Vendors have only recently arrived on the scene with these offerings, but according to Kevin Hazzard, CapTech architect, this was inevitable: “In my own writings and talks, I sometimes call databases an unfortunate consequence of history. This sentiment isn’t borne of any sort of animosity toward databases. On the contrary, I can’t imagine doing what I do without the services that databases provide. However, I mustered just enough intellectual honesty to admit that if I were able to give a handful of 4Gb DIMMs to the creators of the ENIAC computer at University of Pittsburgh in 1948 and if I were smart enough to show them how to use that memory effectively, the database as we know it today would simply never have evolved. Instead, databases would have become an integral part of the software development model.

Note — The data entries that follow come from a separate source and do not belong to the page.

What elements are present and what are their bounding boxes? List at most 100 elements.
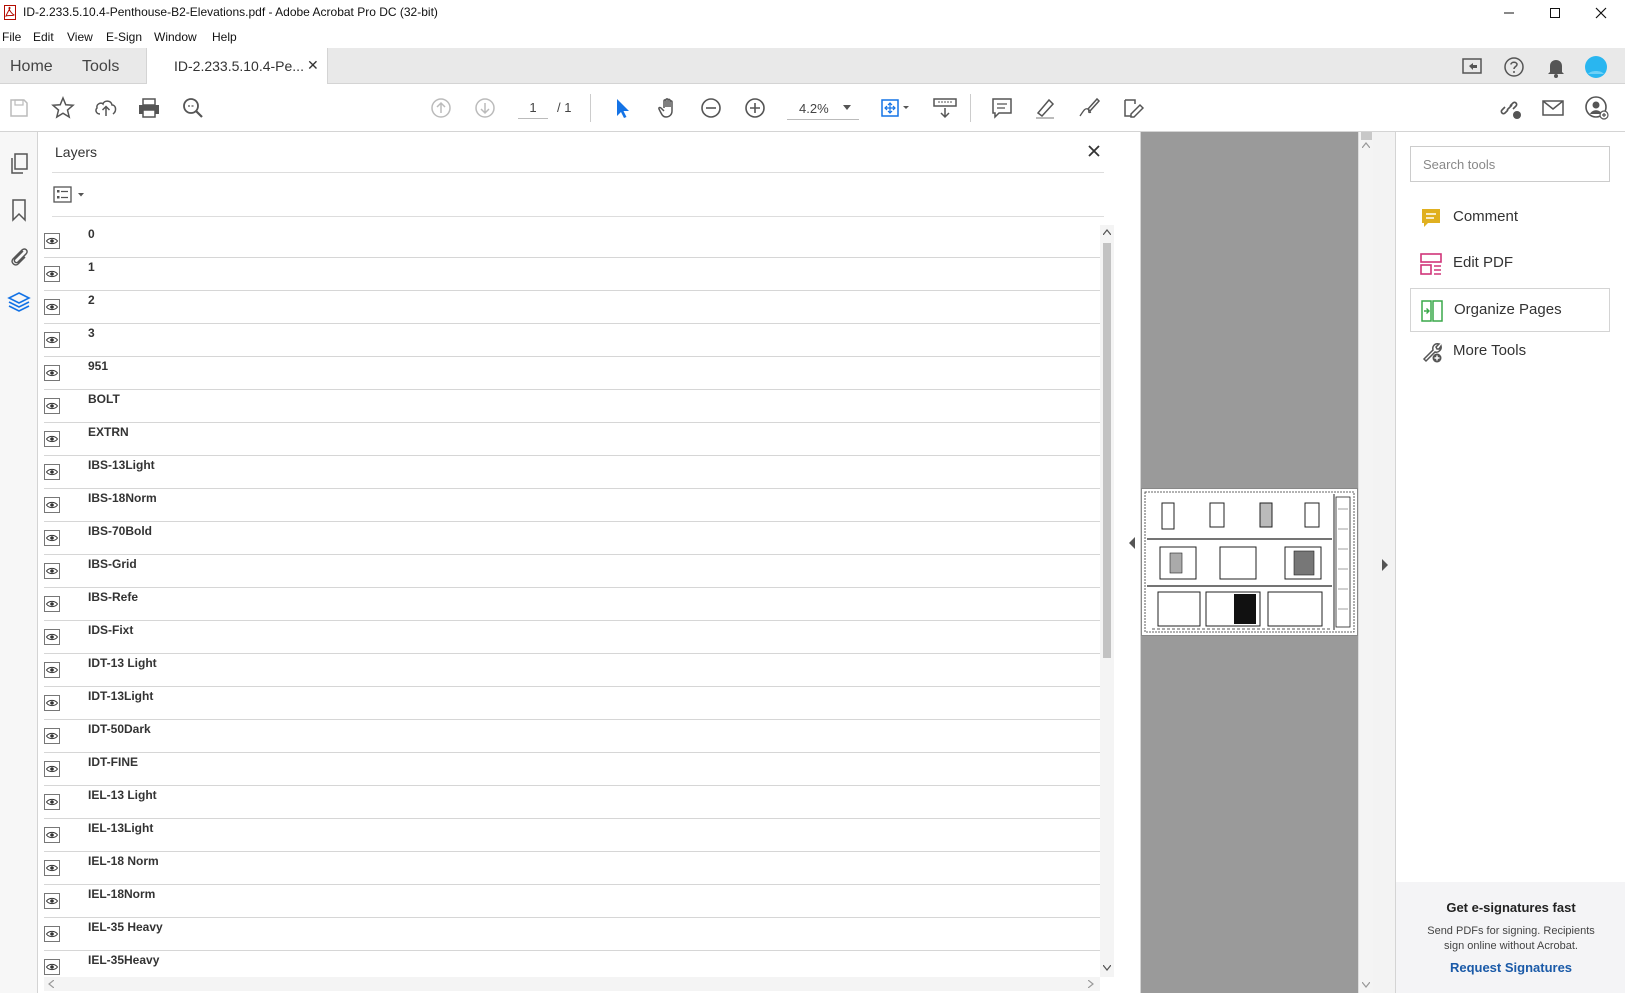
layer-row[interactable]: IBS-18Norm [44, 489, 1100, 522]
tool-more-tools[interactable]: More Tools [1410, 332, 1610, 372]
email-button[interactable] [1539, 94, 1567, 122]
pdf-page-thumbnail[interactable] [1141, 488, 1358, 636]
page-number-input[interactable] [518, 97, 548, 119]
eye-icon[interactable] [44, 662, 60, 678]
eye-icon[interactable] [44, 827, 60, 843]
layer-row[interactable]: BOLT [44, 390, 1100, 423]
menu-help[interactable]: Help [212, 30, 237, 44]
close-tab-button[interactable]: ✕ [307, 57, 319, 74]
save-button[interactable] [5, 94, 33, 122]
tool-comment[interactable]: Comment [1410, 198, 1610, 238]
document-view[interactable] [1129, 132, 1395, 993]
maximize-button[interactable] [1532, 0, 1578, 26]
eye-icon[interactable] [44, 893, 60, 909]
layers-button[interactable] [5, 288, 33, 316]
layer-row[interactable]: IBS-Refe [44, 588, 1100, 621]
eye-icon[interactable] [44, 365, 60, 381]
layer-row[interactable]: 0 [44, 225, 1100, 258]
help-icon[interactable] [1501, 54, 1527, 80]
scrollbar-thumb[interactable] [1103, 243, 1111, 658]
tab-document[interactable]: ID-2.233.5.10.4-Pe... ✕ [146, 48, 328, 84]
layer-row[interactable]: IDT-FINE [44, 753, 1100, 786]
comment-tool-button[interactable] [988, 94, 1016, 122]
share-screen-icon[interactable] [1460, 54, 1486, 80]
layer-row[interactable]: IDT-13Light [44, 687, 1100, 720]
menu-esign[interactable]: E-Sign [106, 30, 142, 44]
layer-row[interactable]: IDT-13 Light [44, 654, 1100, 687]
eye-icon[interactable] [44, 761, 60, 777]
eye-icon[interactable] [44, 233, 60, 249]
eye-icon[interactable] [44, 398, 60, 414]
layer-row[interactable]: IBS-Grid [44, 555, 1100, 588]
scrollbar-thumb[interactable] [1361, 132, 1372, 140]
tab-home[interactable]: Home [10, 58, 53, 76]
eye-icon[interactable] [44, 299, 60, 315]
fill-sign-button[interactable] [1119, 94, 1147, 122]
menu-view[interactable]: View [67, 30, 93, 44]
eye-icon[interactable] [44, 860, 60, 876]
eye-icon[interactable] [44, 959, 60, 975]
sign-tool-button[interactable] [1075, 94, 1103, 122]
tool-organize-pages[interactable]: Organize Pages [1410, 288, 1610, 332]
layer-row[interactable]: 1 [44, 258, 1100, 291]
eye-icon[interactable] [44, 464, 60, 480]
collapse-left-panel-icon[interactable] [1128, 537, 1136, 549]
scroll-down-icon[interactable] [1362, 982, 1370, 988]
layer-row[interactable]: IBS-13Light [44, 456, 1100, 489]
previous-page-button[interactable] [427, 94, 455, 122]
scroll-up-icon[interactable] [1362, 142, 1370, 148]
layer-row[interactable]: IDT-50Dark [44, 720, 1100, 753]
eye-icon[interactable] [44, 728, 60, 744]
layer-row[interactable]: IEL-13Light [44, 819, 1100, 852]
highlight-tool-button[interactable] [1031, 94, 1059, 122]
scroll-right-icon[interactable] [1088, 980, 1094, 988]
print-button[interactable] [135, 94, 163, 122]
layer-row[interactable]: IEL-18 Norm [44, 852, 1100, 885]
layers-vertical-scrollbar[interactable] [1100, 225, 1114, 977]
bookmark-star-button[interactable] [49, 94, 77, 122]
eye-icon[interactable] [44, 497, 60, 513]
search-tools-input[interactable] [1410, 146, 1610, 182]
attachments-button[interactable] [5, 242, 33, 270]
hand-tool-button[interactable] [654, 94, 682, 122]
page-fit-button[interactable] [878, 94, 914, 122]
share-link-button[interactable] [1496, 94, 1524, 122]
close-window-button[interactable] [1578, 0, 1624, 26]
select-tool-button[interactable] [609, 94, 637, 122]
eye-icon[interactable] [44, 431, 60, 447]
next-page-button[interactable] [471, 94, 499, 122]
layer-row[interactable]: 951 [44, 357, 1100, 390]
zoom-level-select[interactable]: 4.2% [787, 96, 859, 120]
avatar[interactable] [1583, 54, 1609, 80]
eye-icon[interactable] [44, 563, 60, 579]
layer-row[interactable]: IEL-35 Heavy [44, 918, 1100, 951]
tab-tools[interactable]: Tools [82, 58, 119, 76]
eye-icon[interactable] [44, 332, 60, 348]
layer-row[interactable]: IEL-35Heavy [44, 951, 1100, 977]
eye-icon[interactable] [44, 926, 60, 942]
menu-edit[interactable]: Edit [33, 30, 54, 44]
minimize-button[interactable] [1486, 0, 1532, 26]
tool-edit-pdf[interactable]: Edit PDF [1410, 244, 1610, 284]
document-vertical-scrollbar[interactable] [1358, 132, 1373, 993]
zoom-in-button[interactable] [741, 94, 769, 122]
eye-icon[interactable] [44, 794, 60, 810]
eye-icon[interactable] [44, 629, 60, 645]
page-thumbnails-button[interactable] [5, 150, 33, 178]
share-user-button[interactable] [1583, 94, 1611, 122]
eye-icon[interactable] [44, 695, 60, 711]
layer-row[interactable]: 3 [44, 324, 1100, 357]
layer-row[interactable]: IEL-18Norm [44, 885, 1100, 918]
request-signatures-link[interactable]: Request Signatures [1396, 960, 1625, 975]
layer-row[interactable]: 2 [44, 291, 1100, 324]
close-icon[interactable] [1083, 140, 1105, 162]
eye-icon[interactable] [44, 530, 60, 546]
bookmarks-button[interactable] [5, 196, 33, 224]
zoom-out-button[interactable] [697, 94, 725, 122]
layer-row[interactable]: EXTRN [44, 423, 1100, 456]
layer-row[interactable]: IDS-Fixt [44, 621, 1100, 654]
scroll-mode-button[interactable] [931, 94, 959, 122]
menu-file[interactable]: File [2, 30, 21, 44]
notifications-bell-icon[interactable] [1543, 54, 1569, 80]
layer-row[interactable]: IEL-13 Light [44, 786, 1100, 819]
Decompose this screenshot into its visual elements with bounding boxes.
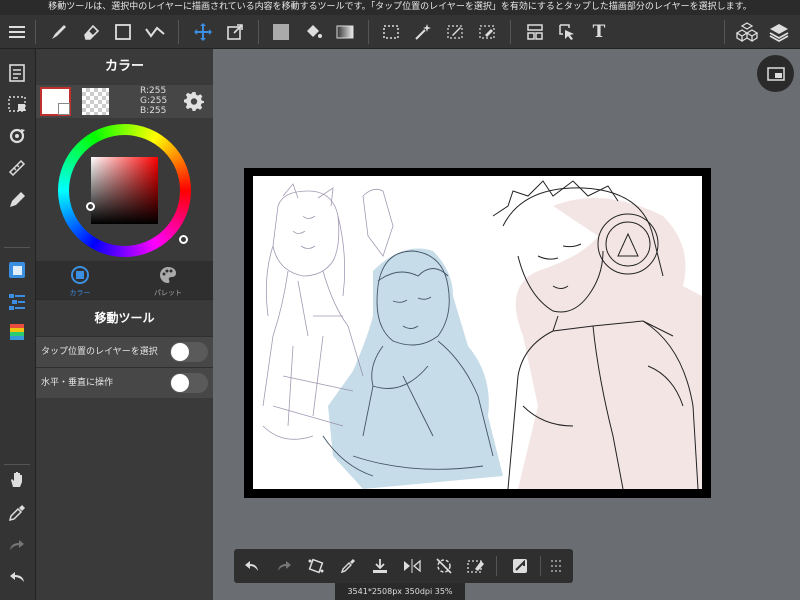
gear-icon[interactable] [184,91,204,111]
eyedropper-icon[interactable] [3,499,31,527]
rotate-icon[interactable] [3,122,31,150]
layer-list-icon[interactable] [3,288,31,316]
toggle-axis-lock[interactable] [170,373,208,393]
snap-icon[interactable] [505,551,535,581]
main-color-swatch[interactable] [40,87,71,116]
transform-icon[interactable] [301,551,331,581]
redo-icon[interactable] [269,551,299,581]
hue-handle[interactable] [179,235,188,244]
tab-palette[interactable]: パレット [124,261,212,299]
grid-icon[interactable] [541,551,571,581]
eraser-icon[interactable] [76,17,106,47]
select-layer-icon[interactable] [552,17,582,47]
flip-icon[interactable] [397,551,427,581]
rgb-readout: R:255 G:255 B:255 [140,86,167,116]
redo-icon[interactable] [3,531,31,559]
brush-icon[interactable] [44,17,74,47]
select-pen-icon[interactable] [440,17,470,47]
layers-icon[interactable] [764,17,794,47]
transparent-color-swatch[interactable] [82,88,109,115]
tool-hint-banner: 移動ツールは、選択中のレイヤーに描画されている内容を移動するツールです。「タップ… [0,0,800,15]
tab-palette-label: パレット [154,289,182,297]
rectangle-icon[interactable] [108,17,138,47]
pen-tip-icon[interactable] [3,186,31,214]
tab-color-label: カラー [69,289,91,297]
rgb-g: G:255 [140,96,168,106]
select-eraser-icon[interactable] [472,17,502,47]
color-panel-title: カラー [36,49,213,85]
color-panel: カラー R:255 G:255 B:255 カラー パレット 移動ツール タップ… [36,49,213,600]
undo-icon[interactable] [237,551,267,581]
bucket-icon[interactable] [298,17,328,47]
text-icon[interactable]: T [584,17,614,47]
move-tool-title: 移動ツール [36,299,213,336]
transform-icon[interactable] [220,17,250,47]
left-sidebar [0,49,36,600]
option-select-tapped-layer: タップ位置のレイヤーを選択 [36,336,213,367]
rgb-r: R:255 [140,86,167,96]
correction-icon[interactable] [140,17,170,47]
color-bar-icon[interactable] [3,319,31,347]
selection-area-icon[interactable] [3,90,31,118]
page-manager-icon[interactable] [3,59,31,87]
eyedropper-icon[interactable] [333,551,363,581]
top-toolbar: T [0,15,800,49]
saturation-value-square[interactable] [91,157,158,224]
save-icon[interactable] [365,551,395,581]
gradient-icon[interactable] [330,17,360,47]
magic-wand-icon[interactable] [408,17,438,47]
fill-icon[interactable] [266,17,296,47]
toggle-select-tapped-layer[interactable] [170,342,208,362]
canvas-frame [244,168,711,498]
rgb-b: B:255 [140,106,167,116]
materials-icon[interactable] [732,17,762,47]
canvas-status: 3541*2508px 350dpi 35% [335,583,465,600]
view-mode-button[interactable] [757,55,794,92]
color-swatches: R:255 G:255 B:255 [36,85,213,118]
option-select-tapped-layer-label: タップ位置のレイヤーを選択 [41,347,158,357]
tab-color[interactable]: カラー [36,261,124,299]
ruler-icon[interactable] [3,154,31,182]
menu-icon[interactable] [2,17,32,47]
option-axis-lock: 水平・垂直に操作 [36,367,213,398]
layout-icon[interactable] [520,17,550,47]
select-rect-icon[interactable] [376,17,406,47]
layer-panel-icon[interactable] [3,256,31,284]
option-axis-lock-label: 水平・垂直に操作 [41,378,114,388]
sketch-artwork [262,180,702,489]
bottom-toolbar [234,549,573,583]
window-icon [766,66,785,81]
move-icon[interactable] [188,17,218,47]
rotate-icon[interactable] [429,551,459,581]
undo-icon[interactable] [3,563,31,591]
clear-icon[interactable] [461,551,491,581]
color-picker [36,118,213,261]
drawing-canvas[interactable] [253,176,702,489]
palette-icon [160,267,176,283]
hand-icon[interactable] [3,465,31,493]
sv-handle[interactable] [86,202,95,211]
color-circle-icon [71,266,89,284]
color-tabs: カラー パレット [36,261,213,299]
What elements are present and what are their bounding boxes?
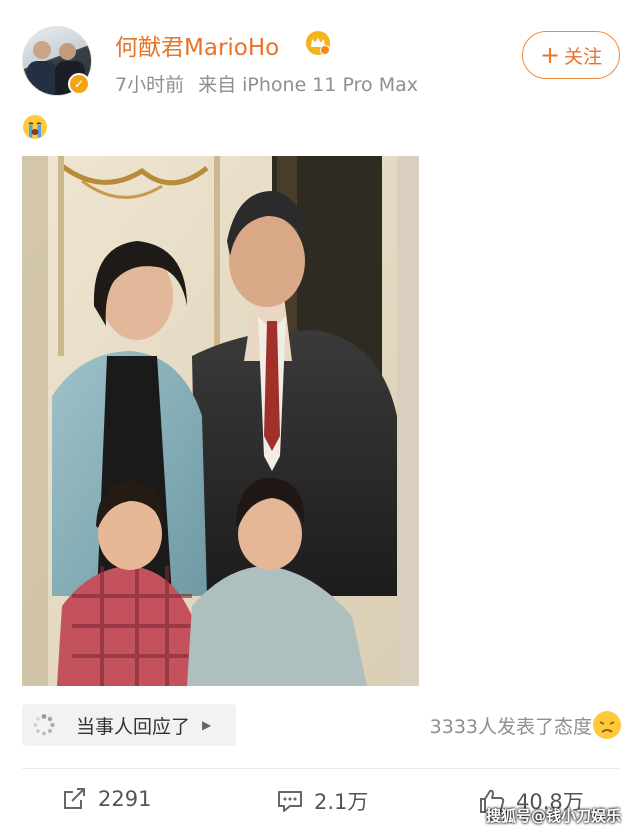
repost-button[interactable]: 2291 xyxy=(62,786,151,812)
repost-icon xyxy=(64,788,85,809)
reactions-summary[interactable]: 3333人发表了态度 xyxy=(430,712,592,739)
plus-icon: + xyxy=(539,41,561,69)
repost-count: 2291 xyxy=(98,787,152,811)
divider xyxy=(22,768,620,769)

The database would be the file system with some automatic hashing and locking capabilities.
“Well, that sounds an awful lot like Amazon’s SimpleDB, Google’s BigTable (and Hypertable), Microsoft SQL Data Services (in the cloud), and other emerging DB platforms. The ORM trend is also pushing developers toward these models by providing language extensions for query comprehension, query optimization and parallelism in the application domain. Is there a chance that pre-relational or post-relational database engines will eclipse relational databases in the marketplace in the near-term? No way. “
Still, Data Management professionals should be on the lookout for bringing competitive edge to their BI environment with these new approaches – but carefully. According to CapTech DM/BI specialist Ashwini Kumar, these new database approaches are “a good fit for simple data structures, structured data, and applications with queries using procedural codes. Also, they may be good fit for customized applications. However, Business Intelligence/Enterprise Information Management type applications are more dynamic in nature, especially in exploring or mining data.”
So where to from here? Over the coming months we’ll watch as these new database technologies emerge into wider commercial application and lessons-learned emerge.